MELBOURNE, Australia>> Australia’s states and territories on Friday unanimously backed a national plan to require most forms of social media to bar children younger than 16.
Leaders of the eight provinces held a virtual meeting with Prime Minister Anthony Albanese to discuss what he calls a world-first national approach that would make platforms including X, TikTok, Instagram and Facebook responsible for enforcing the age limit.
“Social media is doing social harm to our young Australians,” Albanese told reporters. “The safety and mental health of our young people has to be a priority.”
The government leaders had been discussing for months setting a limit, considering options from 14 to 16 years of age.
Tasmania would have preferred 14, but the state was prepared to support 16 in the interests of achieving national uniformity, Albanese said.
The legislation will be introduced into Parliament within two weeks, and the age ban would take effect a year after it passes into law, giving platforms time to work out how to exclude children. The government has yet to offer a technical solution. The delay also is intended to allow time to address privacy concerns around age verification.
The main opposition party has given in-principle support to the 16-year age limit since it was announced Thursday, suggesting the legislation will pass the Senate.
The minor Greens party was critical, saying the ban would prevent the emergence in Australia of future child environmental activists such as Sweden’s Greta Thunberg.
More than 140 academics with expertise in fields related to technology and child welfare signed an open letter to Albanese last month opposing a social media age limit as “too blunt an instrument to address risks effectively.”

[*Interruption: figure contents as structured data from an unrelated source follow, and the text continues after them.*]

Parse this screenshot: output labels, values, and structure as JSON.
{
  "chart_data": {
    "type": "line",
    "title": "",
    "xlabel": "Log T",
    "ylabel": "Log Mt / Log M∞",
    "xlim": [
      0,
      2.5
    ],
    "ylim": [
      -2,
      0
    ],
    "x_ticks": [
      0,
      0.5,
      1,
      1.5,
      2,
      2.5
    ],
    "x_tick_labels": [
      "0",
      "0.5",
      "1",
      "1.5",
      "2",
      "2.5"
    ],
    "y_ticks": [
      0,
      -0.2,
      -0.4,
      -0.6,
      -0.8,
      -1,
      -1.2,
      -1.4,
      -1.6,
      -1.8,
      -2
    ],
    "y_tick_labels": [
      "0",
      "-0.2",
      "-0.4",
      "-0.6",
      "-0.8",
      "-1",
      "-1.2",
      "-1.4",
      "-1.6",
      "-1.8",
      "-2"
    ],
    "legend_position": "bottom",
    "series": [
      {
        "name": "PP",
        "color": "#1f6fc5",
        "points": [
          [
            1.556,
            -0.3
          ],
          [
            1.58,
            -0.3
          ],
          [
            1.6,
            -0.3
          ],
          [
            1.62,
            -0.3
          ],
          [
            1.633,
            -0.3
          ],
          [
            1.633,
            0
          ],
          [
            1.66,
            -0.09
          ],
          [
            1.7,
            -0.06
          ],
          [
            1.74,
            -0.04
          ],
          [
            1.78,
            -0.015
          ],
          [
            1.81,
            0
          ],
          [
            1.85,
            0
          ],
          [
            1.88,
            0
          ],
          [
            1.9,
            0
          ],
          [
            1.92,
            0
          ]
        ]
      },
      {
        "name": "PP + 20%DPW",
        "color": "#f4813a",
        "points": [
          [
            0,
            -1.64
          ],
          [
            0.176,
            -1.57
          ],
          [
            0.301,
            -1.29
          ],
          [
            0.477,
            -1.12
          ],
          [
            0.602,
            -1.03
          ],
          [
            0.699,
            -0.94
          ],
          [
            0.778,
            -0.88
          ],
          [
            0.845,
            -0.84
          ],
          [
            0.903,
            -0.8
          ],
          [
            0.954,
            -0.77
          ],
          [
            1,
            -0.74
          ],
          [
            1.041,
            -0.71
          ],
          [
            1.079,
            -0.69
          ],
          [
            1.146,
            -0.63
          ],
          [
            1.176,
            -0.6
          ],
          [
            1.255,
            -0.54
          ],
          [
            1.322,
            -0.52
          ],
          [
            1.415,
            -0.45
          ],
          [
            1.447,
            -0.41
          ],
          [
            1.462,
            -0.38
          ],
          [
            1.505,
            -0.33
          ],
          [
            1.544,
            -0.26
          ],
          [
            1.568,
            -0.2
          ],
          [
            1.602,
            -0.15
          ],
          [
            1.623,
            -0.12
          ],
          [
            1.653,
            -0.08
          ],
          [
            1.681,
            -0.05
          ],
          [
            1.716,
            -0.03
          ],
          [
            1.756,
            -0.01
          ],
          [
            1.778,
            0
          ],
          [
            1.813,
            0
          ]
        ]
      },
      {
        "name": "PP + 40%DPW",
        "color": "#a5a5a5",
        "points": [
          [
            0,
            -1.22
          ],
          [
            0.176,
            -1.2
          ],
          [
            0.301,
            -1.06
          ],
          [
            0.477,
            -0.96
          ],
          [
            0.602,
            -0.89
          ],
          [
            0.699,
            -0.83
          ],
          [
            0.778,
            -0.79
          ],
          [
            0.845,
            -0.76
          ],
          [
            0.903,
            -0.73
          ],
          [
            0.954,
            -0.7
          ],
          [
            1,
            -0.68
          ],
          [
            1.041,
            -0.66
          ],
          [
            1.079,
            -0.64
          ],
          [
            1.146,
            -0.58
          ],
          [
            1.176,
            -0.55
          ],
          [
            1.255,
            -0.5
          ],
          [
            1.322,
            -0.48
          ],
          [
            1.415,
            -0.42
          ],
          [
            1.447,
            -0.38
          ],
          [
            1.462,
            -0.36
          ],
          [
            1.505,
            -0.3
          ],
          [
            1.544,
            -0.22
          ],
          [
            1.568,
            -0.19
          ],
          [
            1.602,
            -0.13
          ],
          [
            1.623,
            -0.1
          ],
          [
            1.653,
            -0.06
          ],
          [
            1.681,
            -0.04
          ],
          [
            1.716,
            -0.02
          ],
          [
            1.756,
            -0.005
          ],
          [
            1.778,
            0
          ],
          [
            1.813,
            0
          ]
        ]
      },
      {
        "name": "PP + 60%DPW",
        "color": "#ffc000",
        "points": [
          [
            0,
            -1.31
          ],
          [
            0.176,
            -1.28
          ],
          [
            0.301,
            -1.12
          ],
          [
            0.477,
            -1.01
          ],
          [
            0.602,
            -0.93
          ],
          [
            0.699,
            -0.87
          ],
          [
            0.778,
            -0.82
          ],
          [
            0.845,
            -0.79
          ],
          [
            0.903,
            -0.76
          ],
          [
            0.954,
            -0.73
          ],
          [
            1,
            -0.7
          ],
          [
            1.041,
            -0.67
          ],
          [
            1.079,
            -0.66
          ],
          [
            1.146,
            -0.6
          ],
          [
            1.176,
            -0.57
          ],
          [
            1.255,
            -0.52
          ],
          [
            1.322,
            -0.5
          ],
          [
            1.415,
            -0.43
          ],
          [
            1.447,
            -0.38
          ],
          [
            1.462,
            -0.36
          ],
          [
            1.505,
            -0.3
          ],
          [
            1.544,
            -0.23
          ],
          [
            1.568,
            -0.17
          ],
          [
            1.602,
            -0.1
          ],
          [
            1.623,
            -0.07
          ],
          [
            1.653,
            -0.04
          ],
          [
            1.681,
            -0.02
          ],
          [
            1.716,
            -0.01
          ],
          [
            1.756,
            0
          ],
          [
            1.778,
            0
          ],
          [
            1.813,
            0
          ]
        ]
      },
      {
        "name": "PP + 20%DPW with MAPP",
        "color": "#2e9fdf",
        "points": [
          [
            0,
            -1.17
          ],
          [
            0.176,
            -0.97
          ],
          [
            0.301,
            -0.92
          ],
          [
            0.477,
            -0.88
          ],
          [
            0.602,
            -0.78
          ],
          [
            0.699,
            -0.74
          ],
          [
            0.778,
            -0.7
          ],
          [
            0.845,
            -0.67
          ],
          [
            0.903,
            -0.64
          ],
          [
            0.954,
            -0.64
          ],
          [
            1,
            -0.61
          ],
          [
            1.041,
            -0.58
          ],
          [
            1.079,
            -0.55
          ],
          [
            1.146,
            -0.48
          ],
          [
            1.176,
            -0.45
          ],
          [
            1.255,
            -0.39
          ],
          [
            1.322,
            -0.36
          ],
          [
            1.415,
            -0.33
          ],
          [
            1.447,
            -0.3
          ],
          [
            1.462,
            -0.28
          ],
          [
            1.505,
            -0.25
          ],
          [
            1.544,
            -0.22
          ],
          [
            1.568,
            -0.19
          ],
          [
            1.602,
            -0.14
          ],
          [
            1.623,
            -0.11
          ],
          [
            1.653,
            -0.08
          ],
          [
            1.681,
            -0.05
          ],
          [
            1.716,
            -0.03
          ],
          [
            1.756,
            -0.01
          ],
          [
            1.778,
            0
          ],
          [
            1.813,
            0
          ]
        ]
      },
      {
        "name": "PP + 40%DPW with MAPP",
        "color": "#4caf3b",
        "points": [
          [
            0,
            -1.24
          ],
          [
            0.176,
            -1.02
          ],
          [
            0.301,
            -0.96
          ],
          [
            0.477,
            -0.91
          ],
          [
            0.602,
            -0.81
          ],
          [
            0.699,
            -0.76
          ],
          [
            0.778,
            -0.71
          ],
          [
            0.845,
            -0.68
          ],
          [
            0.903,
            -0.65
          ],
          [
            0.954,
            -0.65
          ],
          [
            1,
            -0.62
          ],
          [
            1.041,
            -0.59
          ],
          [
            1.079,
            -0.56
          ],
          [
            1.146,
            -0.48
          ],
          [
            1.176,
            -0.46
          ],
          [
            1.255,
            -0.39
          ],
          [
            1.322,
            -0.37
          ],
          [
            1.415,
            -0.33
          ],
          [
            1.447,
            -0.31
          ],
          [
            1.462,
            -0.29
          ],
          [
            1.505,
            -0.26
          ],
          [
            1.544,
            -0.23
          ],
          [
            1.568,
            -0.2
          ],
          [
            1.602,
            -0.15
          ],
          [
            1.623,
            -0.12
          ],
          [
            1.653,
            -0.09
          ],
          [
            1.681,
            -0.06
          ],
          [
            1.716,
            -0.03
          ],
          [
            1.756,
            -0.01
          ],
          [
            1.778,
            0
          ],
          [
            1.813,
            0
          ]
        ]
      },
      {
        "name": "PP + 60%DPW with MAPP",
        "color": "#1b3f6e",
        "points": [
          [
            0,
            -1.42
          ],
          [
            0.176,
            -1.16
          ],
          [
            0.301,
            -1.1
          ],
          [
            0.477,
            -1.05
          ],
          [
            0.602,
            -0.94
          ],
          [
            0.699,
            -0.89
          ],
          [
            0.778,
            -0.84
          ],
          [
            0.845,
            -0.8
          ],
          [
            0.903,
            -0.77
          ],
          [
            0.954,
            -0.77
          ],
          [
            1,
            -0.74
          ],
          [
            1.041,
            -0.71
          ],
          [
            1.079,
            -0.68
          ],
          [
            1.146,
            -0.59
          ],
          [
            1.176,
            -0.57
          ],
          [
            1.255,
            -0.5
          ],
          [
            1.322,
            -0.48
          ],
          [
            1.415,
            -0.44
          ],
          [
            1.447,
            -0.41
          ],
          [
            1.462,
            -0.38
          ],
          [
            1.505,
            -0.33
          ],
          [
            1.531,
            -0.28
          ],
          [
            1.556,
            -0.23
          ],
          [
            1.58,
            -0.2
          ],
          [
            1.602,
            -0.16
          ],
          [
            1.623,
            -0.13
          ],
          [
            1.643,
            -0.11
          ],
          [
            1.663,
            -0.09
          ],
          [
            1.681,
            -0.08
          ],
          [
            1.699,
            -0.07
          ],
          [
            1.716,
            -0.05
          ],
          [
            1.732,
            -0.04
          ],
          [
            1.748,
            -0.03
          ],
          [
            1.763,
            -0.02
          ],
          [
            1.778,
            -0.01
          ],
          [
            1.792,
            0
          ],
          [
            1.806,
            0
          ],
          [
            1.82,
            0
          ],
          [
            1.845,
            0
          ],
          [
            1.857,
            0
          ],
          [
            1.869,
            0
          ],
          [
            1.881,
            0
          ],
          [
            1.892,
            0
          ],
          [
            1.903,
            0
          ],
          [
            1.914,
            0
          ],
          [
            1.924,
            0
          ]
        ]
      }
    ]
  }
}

Critics say most teenagers are tech-savvy enough to get around such laws. Some fear the ban will create conflicts within families and drive social media problems underground.
Meta, which owns Facebook and Instagram, argues that stronger tools in app stores and operating systems for parents to control what apps their children can use would be a “simple and effective solution.”
The government likens the proposed social media age limit to the laws that restrict the sale of alcohol to adults aged 18 and older across Australia. Children still find ways to drink, but the prohibition remains.
“We think these laws will make a real positive difference,” Albanese said.
But Lisa Given, professor of information sciences at RMIT University, described the legislation as “really problematic.”
“Many of our social networks are actually about the provision of extremely critical information to kids,” Given told Australian Broadcasting Corp. “There’s no doubt that they’re also facing bullying and other challenges online, but they actually need the social supports to know how to navigate the platforms safely and so they need more support from parents, from caregivers, not less access to a single or multiple platforms,” Given added.
Tama Leaver, professor of internet studies at Curtin University, described the government’s plan to remove 14- and 15-year-olds from their established social media accounts as “strange.”
“If you’ve already developed that space in that world, to have it taken away really could do as much harm as the harms that are purportedly being fixed,” Leaver said.
Communications Minister Michelle Rowland said children would retain access to online education and health services.
The legislation would include strong privacy protections surrounding age verification.
“Privacy must be paramount, including that of children,” Rowland said.